Reflecting on and praying with that Christmas scene which took place where the animals were kept because “there was no room for them in the inn” led me to remember some similar places I had experienced in my youth. A number of relatives on both sides of my family were farmers. The six of us were often packed in the car to go for long visits, occasionally even spending the night. I think my mother thought it was a good experience for us to get up with our cousins early in the morning and milk cows or help feed cattle and hogs or collect eggs from the hen house.

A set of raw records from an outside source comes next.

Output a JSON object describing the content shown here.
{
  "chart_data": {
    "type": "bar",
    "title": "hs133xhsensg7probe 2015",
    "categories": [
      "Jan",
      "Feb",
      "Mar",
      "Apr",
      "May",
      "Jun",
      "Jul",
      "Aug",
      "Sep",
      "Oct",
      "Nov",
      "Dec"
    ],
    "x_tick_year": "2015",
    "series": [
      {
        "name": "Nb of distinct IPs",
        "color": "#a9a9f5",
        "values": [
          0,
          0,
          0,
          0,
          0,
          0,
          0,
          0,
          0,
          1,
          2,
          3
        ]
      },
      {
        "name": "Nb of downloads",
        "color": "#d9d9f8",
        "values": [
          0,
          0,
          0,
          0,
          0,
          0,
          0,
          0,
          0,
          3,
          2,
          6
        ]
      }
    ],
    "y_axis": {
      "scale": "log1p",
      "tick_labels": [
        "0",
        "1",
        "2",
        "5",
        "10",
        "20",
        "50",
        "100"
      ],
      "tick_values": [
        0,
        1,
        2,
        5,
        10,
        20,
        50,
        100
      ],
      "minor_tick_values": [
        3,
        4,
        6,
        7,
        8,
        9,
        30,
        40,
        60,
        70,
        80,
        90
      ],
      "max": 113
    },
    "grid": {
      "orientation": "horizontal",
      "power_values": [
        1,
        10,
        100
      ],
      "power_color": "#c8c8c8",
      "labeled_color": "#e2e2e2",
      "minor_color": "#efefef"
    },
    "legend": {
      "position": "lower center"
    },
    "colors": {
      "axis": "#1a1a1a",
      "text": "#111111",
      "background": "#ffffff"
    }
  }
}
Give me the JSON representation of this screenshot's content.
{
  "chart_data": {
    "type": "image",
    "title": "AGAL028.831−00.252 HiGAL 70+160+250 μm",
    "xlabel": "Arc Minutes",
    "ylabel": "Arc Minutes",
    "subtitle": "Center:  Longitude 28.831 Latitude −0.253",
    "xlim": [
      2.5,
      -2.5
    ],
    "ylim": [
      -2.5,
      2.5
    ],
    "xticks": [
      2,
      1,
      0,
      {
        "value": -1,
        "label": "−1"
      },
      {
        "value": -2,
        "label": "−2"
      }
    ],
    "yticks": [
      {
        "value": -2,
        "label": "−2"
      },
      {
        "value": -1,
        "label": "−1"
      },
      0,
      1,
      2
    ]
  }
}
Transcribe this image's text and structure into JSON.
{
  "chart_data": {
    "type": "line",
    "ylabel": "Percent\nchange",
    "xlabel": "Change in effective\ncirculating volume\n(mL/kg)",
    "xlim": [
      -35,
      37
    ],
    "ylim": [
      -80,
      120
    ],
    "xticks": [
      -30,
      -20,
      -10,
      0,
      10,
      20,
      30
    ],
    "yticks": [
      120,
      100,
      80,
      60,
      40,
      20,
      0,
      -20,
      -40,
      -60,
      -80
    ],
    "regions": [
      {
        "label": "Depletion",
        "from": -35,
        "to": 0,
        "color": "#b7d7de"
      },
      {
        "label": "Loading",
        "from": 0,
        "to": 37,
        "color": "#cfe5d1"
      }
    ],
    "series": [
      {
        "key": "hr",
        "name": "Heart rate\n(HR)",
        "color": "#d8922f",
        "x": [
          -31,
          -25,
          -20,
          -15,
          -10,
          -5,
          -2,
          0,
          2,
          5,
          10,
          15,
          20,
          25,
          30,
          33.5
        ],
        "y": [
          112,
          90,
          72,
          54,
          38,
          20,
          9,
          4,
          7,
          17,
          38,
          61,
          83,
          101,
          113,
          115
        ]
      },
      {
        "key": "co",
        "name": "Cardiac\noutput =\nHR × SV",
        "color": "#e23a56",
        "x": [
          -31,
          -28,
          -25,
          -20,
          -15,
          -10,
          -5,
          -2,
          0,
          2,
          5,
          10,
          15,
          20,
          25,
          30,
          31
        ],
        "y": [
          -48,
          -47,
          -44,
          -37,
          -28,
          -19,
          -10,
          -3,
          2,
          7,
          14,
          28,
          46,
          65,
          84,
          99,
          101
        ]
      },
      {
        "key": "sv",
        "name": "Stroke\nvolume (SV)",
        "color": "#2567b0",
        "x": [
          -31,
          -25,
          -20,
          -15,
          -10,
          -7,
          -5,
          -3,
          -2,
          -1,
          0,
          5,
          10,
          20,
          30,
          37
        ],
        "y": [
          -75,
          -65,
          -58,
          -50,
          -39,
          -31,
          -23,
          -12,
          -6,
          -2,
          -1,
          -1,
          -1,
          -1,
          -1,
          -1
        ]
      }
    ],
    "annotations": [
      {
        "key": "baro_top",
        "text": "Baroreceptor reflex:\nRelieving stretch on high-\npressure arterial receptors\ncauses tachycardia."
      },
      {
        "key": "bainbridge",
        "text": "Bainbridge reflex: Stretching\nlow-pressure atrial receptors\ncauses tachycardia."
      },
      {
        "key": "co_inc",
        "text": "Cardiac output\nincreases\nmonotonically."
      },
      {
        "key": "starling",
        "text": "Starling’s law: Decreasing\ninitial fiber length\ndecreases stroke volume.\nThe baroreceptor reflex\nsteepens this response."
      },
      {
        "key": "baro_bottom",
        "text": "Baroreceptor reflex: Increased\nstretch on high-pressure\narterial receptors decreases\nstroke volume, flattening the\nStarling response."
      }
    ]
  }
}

In the winter, it was deeply dark and cold when our cousins would lead us from the warm farm house through the snowy yard to the barn where the livestock were huddled protected from the north wind. Inside the barn was another world to us city kids. In contrast to the cold and dark outside, we were in a place of warmth and light. The warmth did not come from a heater but from the bodies and breaths of the animals themselves. The odors of hay and urine and animal hide filled the air. The sounds of shuffling, lowing and the unexpected displeasure when one animal got too close to another opened our ears to a world that was alive and not in our control. It always seemed to be a crowded space inside even when the barn looked so big on the outside. The animals were so close to us and we had to watch to make sure we were not stepped on. I think the animals were curious about us city kids who stared at them in awe and were afraid to touch them, for they would, in unison, look at us with wide eyes, heads up and waiting for our next move. Sometimes we would even be there when a calf was born or after a sow had given birth to a litter of baby pigs.

At the time, I do not think I ever imagined Jesus being born in such a place. But now I know that it was into just such a place that Jesus entered our world two millennia ago. In the frozen night air, he was born surrounded by animal debris and warm clouds of animal breath. What thoughts must have run through Mary and Joseph’s minds as they swaddled him and laid him in the feeding trough. Were there women present to help Mary or did Joseph have to help Mary alone?

What I see in my prayer now as I remember the animal packed barn is that God was made flesh. God became human. God entered into our world in poverty. Surrounded by animals created by God’s own hands, God was wrapped to keep warm and laid in the softest place in the barn, the manger. God chose to truly be like us in the midst of all our sufferings and our joys. This little baby, born among the livestock, should not frighten anyone. Rather we should be tempted to hold the baby and offer him a place in our hearts. Join me then in praying the old song that rejoices in Jesus’ poverty:

Away in a manger, no crib for a bed

The little Lord Jesus lay down his sweet head

The stars in the sky looked down where he lay,

the little Lord Jesus asleep on the hay.

The cattle are lowing, the poor baby wakes,

but little Lord Jesus, no crying he makes;

I love thee, Lord Jesus, look down from the sky

and stay by my cradle till morning is nigh.